It is in our name, and it is the mission. The world’s AI has run out of open data to learn from. The next leap lives in private data no one will share, and none is more guarded than cybersecurity’s. We build the intelligence that learns where it lives, on hardware we ship, inside the customer’s walls.
For over ten years I worked enterprise cyber roles and lived the same problem every day: the tools never matched the pain. I pushed vendor after vendor to build what my teams actually needed. They sold roadmap and sales decks instead. So I stopped asking and started building the product I had needed the whole time.
Our first customers felt it immediately: relief that someone had finally listened and shipped something that works, not more snake oil. That pulled in the team: A-players who bring their A-player friends. We are the people who lived this problem, building the company we wished had existed.
Loial, an MSP, runs a $500K services business entirely on Excalibur, having replaced their previous security vendors with a single system. Excalibur is in production at General Atomics, Ultramain, and the City of Los Lunas.
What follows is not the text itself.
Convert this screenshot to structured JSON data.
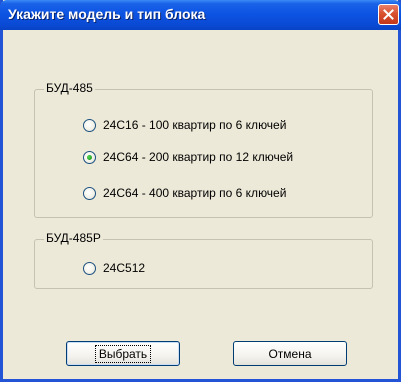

Every week we sit with customers and feed what we learn straight back into the product.



“I was initially skeptical about AI’s impact on the cybersecurity industry, until I started working with Excalibur.”
Cody Jackson · Principal Engineer, Loial Inc
The intelligence in today’s models came from the open internet, and that well is running dry. The labs themselves call it peak data. What remains is private. Almost all of the world’s data sits locked inside companies, and there is no safe way to pool it. The most valuable frontier left in AI is data that cannot move.
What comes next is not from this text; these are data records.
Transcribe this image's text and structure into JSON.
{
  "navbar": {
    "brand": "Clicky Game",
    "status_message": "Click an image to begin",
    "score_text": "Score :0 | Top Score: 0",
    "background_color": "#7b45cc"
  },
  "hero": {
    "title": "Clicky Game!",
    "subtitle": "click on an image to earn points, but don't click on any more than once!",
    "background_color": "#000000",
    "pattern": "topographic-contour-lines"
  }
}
Nowhere is that more true than in security. An enterprise’s live telemetry, its real attacks and real defenses, is the richest training signal imaginable and the most impossible to share. No CISO will ever send it to a cloud model. So the cloud-AI playbook everyone is racing to run cannot reach the one place the answers actually live.
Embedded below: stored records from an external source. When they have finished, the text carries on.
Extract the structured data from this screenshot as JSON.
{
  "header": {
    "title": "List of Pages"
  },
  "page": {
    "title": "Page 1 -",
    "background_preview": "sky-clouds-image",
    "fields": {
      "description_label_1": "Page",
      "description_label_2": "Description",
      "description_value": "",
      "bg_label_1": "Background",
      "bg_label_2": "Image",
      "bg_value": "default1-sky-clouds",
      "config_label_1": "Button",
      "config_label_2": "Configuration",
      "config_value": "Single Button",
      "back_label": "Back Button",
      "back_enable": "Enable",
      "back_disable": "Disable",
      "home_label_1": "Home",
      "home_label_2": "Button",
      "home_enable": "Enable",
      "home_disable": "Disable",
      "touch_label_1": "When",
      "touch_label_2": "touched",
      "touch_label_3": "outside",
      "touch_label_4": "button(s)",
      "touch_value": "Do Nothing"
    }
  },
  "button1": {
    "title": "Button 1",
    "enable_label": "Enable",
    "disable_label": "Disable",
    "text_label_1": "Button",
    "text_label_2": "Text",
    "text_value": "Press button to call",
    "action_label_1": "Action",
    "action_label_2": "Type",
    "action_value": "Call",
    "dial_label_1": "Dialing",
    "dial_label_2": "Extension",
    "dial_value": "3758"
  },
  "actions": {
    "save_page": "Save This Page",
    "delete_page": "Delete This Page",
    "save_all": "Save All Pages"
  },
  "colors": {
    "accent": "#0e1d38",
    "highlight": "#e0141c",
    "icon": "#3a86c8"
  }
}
The most valuable frontier left in AI is the data that can never leave the building.
If the data can never leave, the intelligence has to come to it. That one decision is the architecture of everything we build. Local hardware. Local GPUs. Local data. The model lives and learns inside the customer’s walls, and nothing ever leaves.
Privacy stops being a compliance checkbox and becomes the unlock. The exact property that makes this data impossible for everyone else to use is the property that lets us learn from it. We turned the wall into the doorway.
Excalibur does the work of a full security team: discovering exposure, validating it, predicting where the next attack lands, and acting at machine speed. What others sell as a whole product line, we ship as a single feature inside one system.
We start with MSPs. They know exactly what their clients need but can’t staff it. Excalibur is powerful enough to run a full cyber department and simple enough that an MSP builds a profitable services business on top of it, the way Loial did. One MSP becomes many protected enterprises. That is how a general intelligence for security reaches the world: not one company at a time, but one channel at a time.
We took the hard path on purpose: the Tesla path. We control the whole stack: the hardware, the kernel, the model we ship, the software, and the fleet operations that keep it running inside customer walls. Each layer makes the next harder to copy.
Frontier models get more expensive every quarter while their returns flatten. Serious enterprises and defense contractors will not send crown-jewel data to Anthropic, OpenAI, or Chinese vendors. Excalibur is all-in-one, fully local, and American-made. The model fine-tunes itself to each customer, so it gets more theirs every year, and they renew. To copy us, an incumbent would have to become a hardware and fleet company. They won’t.
Everyone else gets weaker as attacks accelerate. We get sharper.
Most software is frozen the moment it ships. Excalibur is the opposite. It learns from the live work of defending a real organization, improving itself cycle after cycle, tuned to that one environment and no other. The longer it runs, the more it understands the place it protects, and the more its customers renew.
Because every bit of that learning stays inside the customer’s walls, it can never be copied, leaked, or commoditized. Each deployment becomes its own compounding intelligence.
Compute is moving in one direction. Enterprises will own it, buying GPUs and standing up private data centers the way they once rented servers. That is the ground Excalibur is built for.
As customers come to own their compute, Excalibur runs and keeps learning on hardware they own, on data they hold, reaching toward general intelligence one organization at a time. Not a model in someone else’s cloud. A sovereign intelligence inside every enterprise that matters.
It begins beside the analyst and ends ahead of the adversary: an intelligence that grows from assisting a team, to matching the best of them, to defending at a speed and scale no human team can match.
Every industry runs on software that will be attacked by machines. The company that secures that world will be the one whose intelligence sits closest to the data and learns the fastest. We have the customers, the moat, and the team to be that company.
Forward-looking vision statement, not a commitment or forecast. Excalibur runs entirely on-premise on customer-owned hardware; no customer data leaves the environment.